Historiador explica o surgimento e curiosidades históricas do Carnaval
Criação teve influência de diversos povos e culturas ao longo dos séculos
O Carnaval é um dos momentos mais esperados do ano por muitos brasileiros. A festividade leva milhões de pessoas às ruas durante os dias de folia; no entanto, poucas conhecem a origem dessa celebração, marcada por uma história rica e complexa. A data tem origens as quais remontam à Antiga Roma e à Idade Média na Europa. O historiador e professor do curso Educação a Distância (EaD) de História da UNINASSAU, Ricardo Oliveira, explica que o Carnaval era marcado por excessos, máscaras e inversão de papéis sociais.
“Na Antiga Roma, a folia vem das raízes nas festas romanas de Saturno (Saturnais) e Bacanal, celebradas em honra de Saturno e Bacchus (Deus do Vinho), respectivamente. Já na Idade Média na Europa medieval era um festejo pré-quaresmal, comemorada antes da Quaresma – período de jejum e penitência – e uma época recheada de folia, comida, bebida e diversão, antes do período de abstinência”, destaca.
O historiador ressalta que o Carnaval no Brasil chega com os colonizadores portugueses no século XVII. Inicialmente, era uma celebração restrita; com o tempo, o Carnaval se popularizou, incorporando elementos da cultura africana, indígena e outras influências. O samba, trazido pelos escravos africanos, se tornou um elemento central da festividade brasileira. “No início do século XX, a celebração começou a se organizar em torno de escolas de samba e blocos de rua. Eles aconteciam em Salvador e no Rio de Janeiro, que realizava desfiles das escolas de samba no Sambódromo, na qual consagra a festa de carnaval como um dos mais famosos do mundo”, afirma o historiador.
Em Salvador, o Carnaval é conhecido pelos trios elétricos e blocos de rua. Já em Olinda, a festa se destaca pelos bonecos gigantes e pela forte tradição popular. Na maior metrópole brasileira, São Paulo, o Carnaval reúne desfiles de escolas de samba e blocos de rua. Já no Recife, a folia é marcada pelo frevo, pelo maracatu e pelo maior bloco carnavalesco do mundo, o Galo da Madrugada. “As agremiações carnavalescas surgiram como organizações comunitárias ligadas às populações negras e periféricas, com o samba como expressão cultural central, tornando-se símbolos da cultura brasileira até os dias atuais”, acrescenta.

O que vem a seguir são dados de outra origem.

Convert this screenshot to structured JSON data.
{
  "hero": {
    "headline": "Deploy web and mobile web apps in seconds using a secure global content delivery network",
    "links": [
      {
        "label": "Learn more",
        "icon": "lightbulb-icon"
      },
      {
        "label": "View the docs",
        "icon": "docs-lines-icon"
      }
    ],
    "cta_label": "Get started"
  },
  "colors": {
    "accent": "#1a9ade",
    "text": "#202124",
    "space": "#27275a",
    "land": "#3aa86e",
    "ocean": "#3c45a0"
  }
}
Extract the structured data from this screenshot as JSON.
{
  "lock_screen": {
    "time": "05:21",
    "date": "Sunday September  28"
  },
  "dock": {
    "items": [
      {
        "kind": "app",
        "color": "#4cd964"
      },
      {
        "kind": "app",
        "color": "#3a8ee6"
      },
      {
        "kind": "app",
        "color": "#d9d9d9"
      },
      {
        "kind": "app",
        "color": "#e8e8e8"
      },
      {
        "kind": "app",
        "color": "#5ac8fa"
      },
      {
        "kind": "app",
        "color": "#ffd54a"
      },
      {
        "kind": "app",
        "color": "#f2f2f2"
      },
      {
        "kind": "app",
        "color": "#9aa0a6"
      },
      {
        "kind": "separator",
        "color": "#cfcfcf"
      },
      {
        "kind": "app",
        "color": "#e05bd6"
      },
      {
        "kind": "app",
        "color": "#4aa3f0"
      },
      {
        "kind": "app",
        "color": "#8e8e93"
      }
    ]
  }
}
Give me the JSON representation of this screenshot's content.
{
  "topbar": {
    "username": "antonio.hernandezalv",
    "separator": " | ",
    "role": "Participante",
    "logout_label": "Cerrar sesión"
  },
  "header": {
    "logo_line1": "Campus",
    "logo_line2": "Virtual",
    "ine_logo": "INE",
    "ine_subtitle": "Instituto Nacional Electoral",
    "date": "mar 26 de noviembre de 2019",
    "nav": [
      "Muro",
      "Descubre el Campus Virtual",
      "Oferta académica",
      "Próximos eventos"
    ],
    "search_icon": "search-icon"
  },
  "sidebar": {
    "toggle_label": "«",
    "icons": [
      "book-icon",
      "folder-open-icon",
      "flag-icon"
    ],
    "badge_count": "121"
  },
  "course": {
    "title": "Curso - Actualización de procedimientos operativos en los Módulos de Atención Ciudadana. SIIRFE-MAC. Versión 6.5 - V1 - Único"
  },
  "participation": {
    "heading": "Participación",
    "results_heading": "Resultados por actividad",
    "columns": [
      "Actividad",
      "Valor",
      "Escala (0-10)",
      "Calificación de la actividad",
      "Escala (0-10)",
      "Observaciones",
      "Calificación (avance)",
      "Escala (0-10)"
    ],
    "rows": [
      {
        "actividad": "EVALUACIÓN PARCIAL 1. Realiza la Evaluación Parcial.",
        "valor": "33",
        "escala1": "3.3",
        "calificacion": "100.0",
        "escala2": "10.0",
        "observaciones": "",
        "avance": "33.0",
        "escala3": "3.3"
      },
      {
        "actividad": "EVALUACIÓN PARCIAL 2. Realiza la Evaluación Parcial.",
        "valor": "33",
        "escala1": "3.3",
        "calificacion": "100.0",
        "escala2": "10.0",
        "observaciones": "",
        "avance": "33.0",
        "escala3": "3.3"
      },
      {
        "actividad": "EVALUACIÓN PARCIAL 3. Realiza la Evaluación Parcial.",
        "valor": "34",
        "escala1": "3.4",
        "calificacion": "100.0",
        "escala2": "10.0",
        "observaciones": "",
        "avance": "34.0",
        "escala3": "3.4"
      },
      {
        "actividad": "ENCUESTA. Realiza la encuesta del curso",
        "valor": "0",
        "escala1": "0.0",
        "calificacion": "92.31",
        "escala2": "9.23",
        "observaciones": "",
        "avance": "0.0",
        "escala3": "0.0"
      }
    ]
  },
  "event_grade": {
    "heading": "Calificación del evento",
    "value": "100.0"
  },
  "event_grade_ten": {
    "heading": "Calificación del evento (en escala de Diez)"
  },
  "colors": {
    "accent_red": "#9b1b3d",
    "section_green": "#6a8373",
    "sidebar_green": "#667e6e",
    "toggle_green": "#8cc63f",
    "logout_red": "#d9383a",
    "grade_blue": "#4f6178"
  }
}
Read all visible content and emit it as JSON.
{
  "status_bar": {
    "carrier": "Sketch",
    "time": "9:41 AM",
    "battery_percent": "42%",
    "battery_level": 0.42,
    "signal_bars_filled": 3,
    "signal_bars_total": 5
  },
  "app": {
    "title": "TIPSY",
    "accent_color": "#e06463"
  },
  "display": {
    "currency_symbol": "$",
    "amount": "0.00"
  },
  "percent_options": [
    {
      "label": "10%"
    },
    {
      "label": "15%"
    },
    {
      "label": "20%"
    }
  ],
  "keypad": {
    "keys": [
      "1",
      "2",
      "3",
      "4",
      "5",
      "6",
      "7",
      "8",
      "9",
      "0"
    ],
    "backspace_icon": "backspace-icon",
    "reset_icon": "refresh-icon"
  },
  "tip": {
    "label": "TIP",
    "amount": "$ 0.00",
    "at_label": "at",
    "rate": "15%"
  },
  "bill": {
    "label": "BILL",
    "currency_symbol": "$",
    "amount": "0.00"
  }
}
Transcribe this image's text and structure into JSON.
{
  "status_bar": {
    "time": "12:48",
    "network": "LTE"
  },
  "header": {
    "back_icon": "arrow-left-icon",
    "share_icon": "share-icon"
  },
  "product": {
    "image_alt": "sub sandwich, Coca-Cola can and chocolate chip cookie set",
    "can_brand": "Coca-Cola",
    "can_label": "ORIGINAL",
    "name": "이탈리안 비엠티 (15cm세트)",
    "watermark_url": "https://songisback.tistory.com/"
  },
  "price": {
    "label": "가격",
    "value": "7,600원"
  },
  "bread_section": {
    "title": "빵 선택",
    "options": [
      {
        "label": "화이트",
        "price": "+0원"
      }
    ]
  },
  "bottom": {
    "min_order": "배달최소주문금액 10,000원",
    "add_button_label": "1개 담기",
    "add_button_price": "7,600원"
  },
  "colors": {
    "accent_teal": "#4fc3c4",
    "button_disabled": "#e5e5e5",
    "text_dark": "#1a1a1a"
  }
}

É importante pontuar que outras cidades brasileiras trazem consigo essa festa colorida e economicamente representativa: Niterói, Paraty, Ilhéus, Porto Seguro, Santos, Campinas e Manaus. Ricardo Oliveira completa também sobre o impacto do Carnaval como um grande impulsionador da economia local, gerando bilhões de reais em receita e criando milhares de empregos temporários. Segundo estimativa divulgada pela Confederação Nacional do Comércio de Bens, Serviços e Turismo (CNC), em 2026, o evento movimente cerca de R$ 14,48 bilhões em todo o país. Os setores com mais representatividade no crescimento econômico, sazonal, são: bares, restaurantes, transportes e hotéis.
“Os impactos positivos dessa festividade incluem o fortalecimento da imagem do Brasil no exterior, a geração de renda para pequenos e grandes empreendedores e o estímulo à economia criativa, associada a um turismo sustentável. O Carnaval não é apenas uma festa colorida e alegre, mas também um dos pontos altos da economia nacional. Por isso, esse período deve ser vivido com respeito, alegria e valorização das tradições históricas da maior festa popular do país”, finaliza.